If you’re a busy person with a lot of different responsibilities you have to pack in into one day, you likely often find yourself rushing from task to task as fast as possible. If your time is especially limited, it may cause you stress to even figure out what task you should focus on first. Auto insurance claims adjuster J.R. Heimbigner swears by a new productivity hack that can help even the most stressed out among us accomplish what needs to get done without losing our mind. It’s called the two-minute rule and it involves taking the time to break down tasks and figure out how and when each item will be accomplished, according to NBC News.
The original Two-Minute Rule technique was created by author David Allen who discussed the method in his popular book, Getting Things Done. Heimbigner has been using it for the past year and his life has been transformed as a result. Before even beginning his work day, Heimbigner takes 15-30 minutes in the morning to look over his to-do list for the day. He then asks himself four different questions before approaching each task.
The 2 Minute Rule! The general productivity consensus is if a task takes less than two minutes to complete, finish it immediately. pic.twitter.com/fa11iEdxKp— All Pro Media (@allpromedia) August 30, 2017
The first question to consider is whether or not the item at hand can be accomplished in two minutes or less. If it can, he goes ahead and completes it right then and there. This is a great way to knock out some of the smaller tasks right away and make the list seem a little shorter and more manageable. When looking at the remaining tasks, he asks himself if they are truly his responsibility or someone else’s. If they really belong on someone else’s agenda, he delegates them.
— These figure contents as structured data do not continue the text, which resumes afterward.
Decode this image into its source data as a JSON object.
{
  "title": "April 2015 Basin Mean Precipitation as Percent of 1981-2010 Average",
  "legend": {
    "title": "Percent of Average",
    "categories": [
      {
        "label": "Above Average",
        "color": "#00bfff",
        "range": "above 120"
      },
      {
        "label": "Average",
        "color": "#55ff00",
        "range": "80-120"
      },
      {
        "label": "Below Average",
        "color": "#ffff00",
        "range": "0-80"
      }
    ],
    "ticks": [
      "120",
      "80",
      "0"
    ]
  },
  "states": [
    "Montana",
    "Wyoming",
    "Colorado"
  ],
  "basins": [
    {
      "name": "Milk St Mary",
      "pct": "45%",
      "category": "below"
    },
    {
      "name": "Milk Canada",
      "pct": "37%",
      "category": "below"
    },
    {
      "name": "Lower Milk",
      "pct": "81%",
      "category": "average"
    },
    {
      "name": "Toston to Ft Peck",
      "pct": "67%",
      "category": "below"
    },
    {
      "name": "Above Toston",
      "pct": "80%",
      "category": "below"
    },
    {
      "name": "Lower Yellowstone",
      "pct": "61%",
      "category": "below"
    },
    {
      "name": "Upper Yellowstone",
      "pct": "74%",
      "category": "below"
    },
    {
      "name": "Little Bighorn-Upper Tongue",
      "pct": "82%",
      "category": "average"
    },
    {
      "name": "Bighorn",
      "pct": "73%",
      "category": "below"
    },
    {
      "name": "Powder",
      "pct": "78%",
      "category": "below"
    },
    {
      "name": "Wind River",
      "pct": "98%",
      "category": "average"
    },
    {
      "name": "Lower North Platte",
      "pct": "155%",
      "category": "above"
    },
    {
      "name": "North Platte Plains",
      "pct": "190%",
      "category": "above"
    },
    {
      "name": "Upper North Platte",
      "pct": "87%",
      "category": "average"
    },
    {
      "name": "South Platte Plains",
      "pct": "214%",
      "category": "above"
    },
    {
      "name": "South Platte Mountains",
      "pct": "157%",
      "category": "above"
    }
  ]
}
The next question is perhaps the simplest, he asks himself if the task is truly important. If it is not, he deletes it. Finally, when looking at the items he has left, he schedules when he will complete each one based on how time-consuming he expects it to be.
Heimbigner uses this technique when dealing with everything from emails to phone calls and even sorting through paperwork.
“It really helps me move from one task to the next very quickly. Most phone calls don’t last longer than 2 minutes unless it’s going to be very in-depth, and if it’s going to be in-depth, I schedule that another time. I really feel like I can move through the rest of the day without these urgent fires taking over me.”